Wed., Sept. 12, 2007, midnight

CHICAGO — If the first 787 Dreamliners are to be delivered to customers on time next year, Boeing Co. will have to pull off the most aggressive flight-testing program in its history — and pray that no new problems arise.

Boeing is in a bind because of production foul-ups, discovered in August, that caused it to announce last week that it is delaying the maiden flight of the new jet from late summer to late fall.

Those are “growing pains” that are to be expected for an aircraft that involves new materials — composites make up more than 50 percent of the 787 — and new production processes, James McNerney Jr., the company’s chairman and chief executive, said Tuesday at a conference sponsored by investment bank Morgan Stanley.

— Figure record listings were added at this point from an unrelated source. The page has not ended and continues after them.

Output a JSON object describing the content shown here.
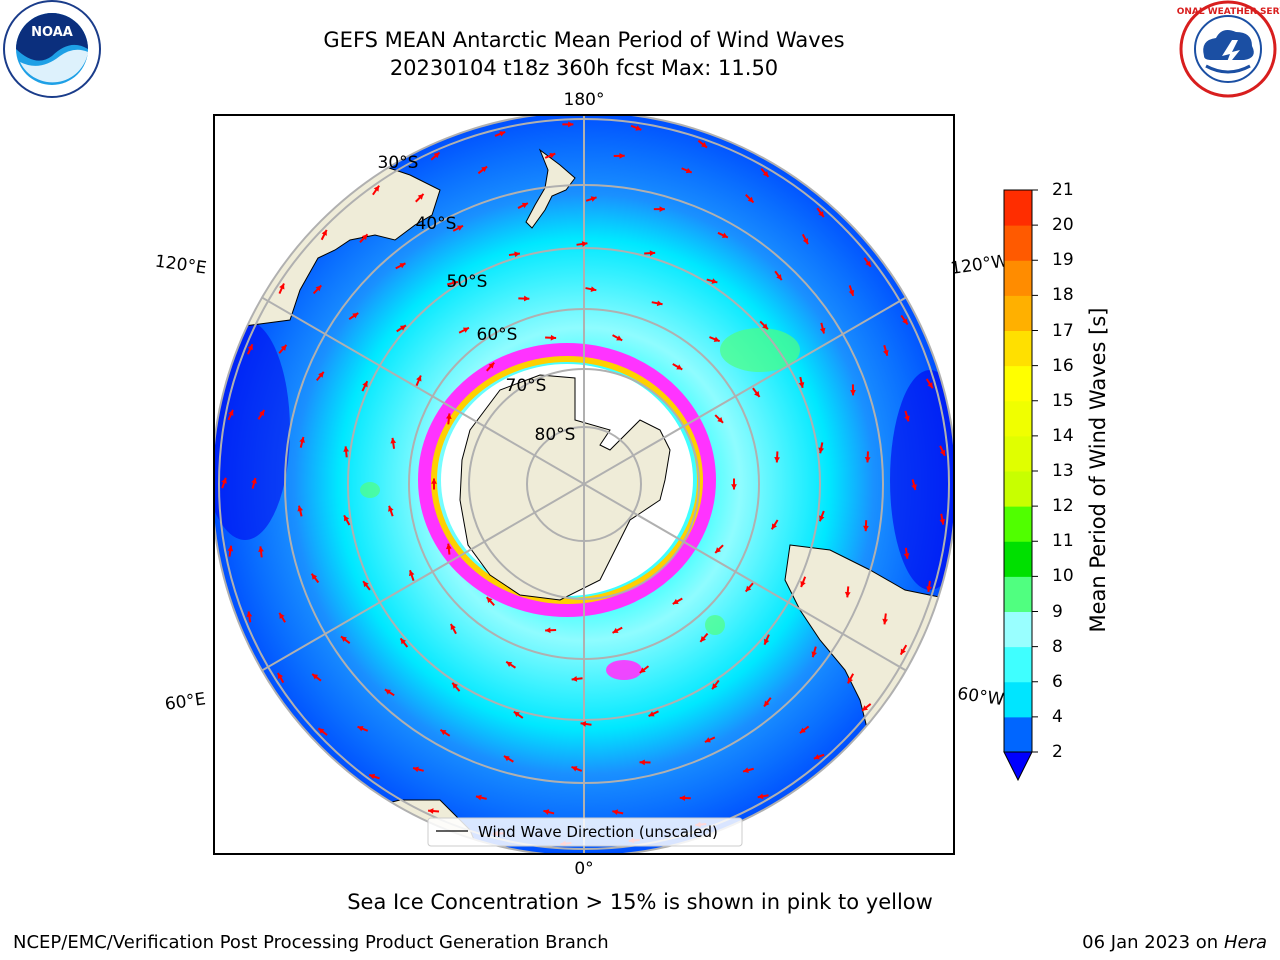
{
  "title": {
    "line1": "GEFS MEAN Antarctic Mean Period of Wind Waves",
    "line2": "20230104 t18z 360h fcst   Max: 11.50"
  },
  "map": {
    "projection": "south polar stereographic",
    "longitude_labels": {
      "top": "180°",
      "bottom": "0°",
      "upper_left": "120°E",
      "lower_left": "60°E",
      "upper_right": "120°W",
      "lower_right": "60°W"
    },
    "latitude_labels": [
      "30°S",
      "40°S",
      "50°S",
      "60°S",
      "70°S",
      "80°S"
    ],
    "legend_label": "Wind Wave Direction (unscaled)",
    "land_color": "#efecd8",
    "arrow_color": "#ff0000",
    "sea_ice_colors": [
      "#ff00ff",
      "#ffd000",
      "#ffffff"
    ]
  },
  "colorbar": {
    "title": "Mean Period of Wind Waves [s]",
    "ticks": [
      "2",
      "4",
      "6",
      "8",
      "9",
      "10",
      "11",
      "12",
      "13",
      "14",
      "15",
      "16",
      "17",
      "18",
      "19",
      "20",
      "21"
    ],
    "colors": [
      "#0066ff",
      "#00e5ff",
      "#3fffff",
      "#99ffff",
      "#50ff80",
      "#00e000",
      "#50ff00",
      "#c8ff00",
      "#e0ff00",
      "#f0ff00",
      "#ffff00",
      "#ffe000",
      "#ffb000",
      "#ff8c00",
      "#ff5a00",
      "#ff2d00",
      "#ff0000"
    ],
    "extend_color": "#0000ff"
  },
  "footer": {
    "note": "Sea Ice Concentration > 15% is shown in pink to yellow",
    "credit_left": "NCEP/EMC/Verification Post Processing Product Generation Branch",
    "date": "06 Jan 2023 on",
    "host": "Hera"
  },
  "logos": {
    "noaa_text": "NOAA",
    "nws_text": "NATIONAL WEATHER SERVICE"
  }
}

Chicago-based Boeing has from the beginning planned to devote just five to six months testing the new aircraft to meet Federal Aviation Administration certification standards, McNerney said. That’s about half the amount of time Boeing has spent flight-testing other recent aircraft models, and analysts are skeptical the aerospace company can meet its deadline of delivering the 787 to launch customer All Nippon Airways in May.

“It’s an aggressive plan, but it has substance to it,” McNerney said. “We had some margin, which is now gone. The FAA has looked at this plan and supports it. … Is there room for major glitches at this stage? The answer is no.”

Boeing spent nearly 11 months testing the stretch version of its popular 737 jet, which was delivered to launch customer Lion Air this year, and 11 months testing the first 777s during the 1990s.

But it’s not accurate to compare other aircraft models to the Dreamliner, which already has been subjected to intense testing that is designed to shorten the certification process, McNerney said.

“Every program is different,” he said.

Still, analysts think it likelier that the process will take longer than Boeing envisions. The “problem is this is on paper, and Murphy’s law is apt to exert itself,” wrote Heidi Wood, an analyst.